In practice, developers now have a set of lighter, faster models they can run without cloud dependencies, and the open licence removes a barrier that has frustrated many. Whether the combination of lower resource demands and the new licence will drive wider adoption is something the community will have to observe.

Further Reading

Common Questions Answered

How does Gemma 4 improve upon the previous Gemma 3 models in terms of performance?

Gemma 4 offers significant improvements by reducing memory and battery consumption compared to Gemma 3. Google claims these new models provide near-zero latency and are more powerful, with the Gemma 31B model expected to rank third on the Arena list of top open AI models.

What licensing approach is Google using for the Gemma 4 models?
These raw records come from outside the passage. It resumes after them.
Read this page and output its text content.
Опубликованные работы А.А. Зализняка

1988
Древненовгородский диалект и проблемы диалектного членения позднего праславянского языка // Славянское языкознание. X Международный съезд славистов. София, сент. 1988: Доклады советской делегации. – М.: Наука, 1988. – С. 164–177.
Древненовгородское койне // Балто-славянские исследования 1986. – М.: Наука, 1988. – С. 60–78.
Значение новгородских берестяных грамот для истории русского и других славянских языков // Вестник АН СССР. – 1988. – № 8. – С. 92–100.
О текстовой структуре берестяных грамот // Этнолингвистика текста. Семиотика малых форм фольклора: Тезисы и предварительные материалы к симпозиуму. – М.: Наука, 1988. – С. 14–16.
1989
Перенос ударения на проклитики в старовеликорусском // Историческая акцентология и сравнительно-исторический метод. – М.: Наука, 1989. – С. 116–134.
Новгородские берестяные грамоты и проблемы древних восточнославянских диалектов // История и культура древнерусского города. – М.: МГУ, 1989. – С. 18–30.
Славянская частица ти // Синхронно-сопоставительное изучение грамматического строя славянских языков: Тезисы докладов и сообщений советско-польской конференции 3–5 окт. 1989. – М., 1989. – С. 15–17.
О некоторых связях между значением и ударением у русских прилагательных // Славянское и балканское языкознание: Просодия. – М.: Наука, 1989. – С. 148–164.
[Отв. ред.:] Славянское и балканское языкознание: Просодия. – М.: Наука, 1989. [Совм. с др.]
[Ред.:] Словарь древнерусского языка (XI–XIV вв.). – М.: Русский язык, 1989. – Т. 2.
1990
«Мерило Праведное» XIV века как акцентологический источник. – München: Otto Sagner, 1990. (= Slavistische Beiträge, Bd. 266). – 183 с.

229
Google has released Gemma 4 under the Apache 2.0 license, which is a significant departure from the proprietary terms used for its Gemini models. This open licensing approach addresses developer concerns and provides more flexibility for use and deployment of the AI models.

What are the deployment capabilities of the Gemma 4 models?

Google has designed Gemma 4 to be highly deployable on local hardware, with four different model sizes available for on-device inference. The models are specifically optimized to run efficiently on laptops, phones, and other everyday machines with minimal resource requirements.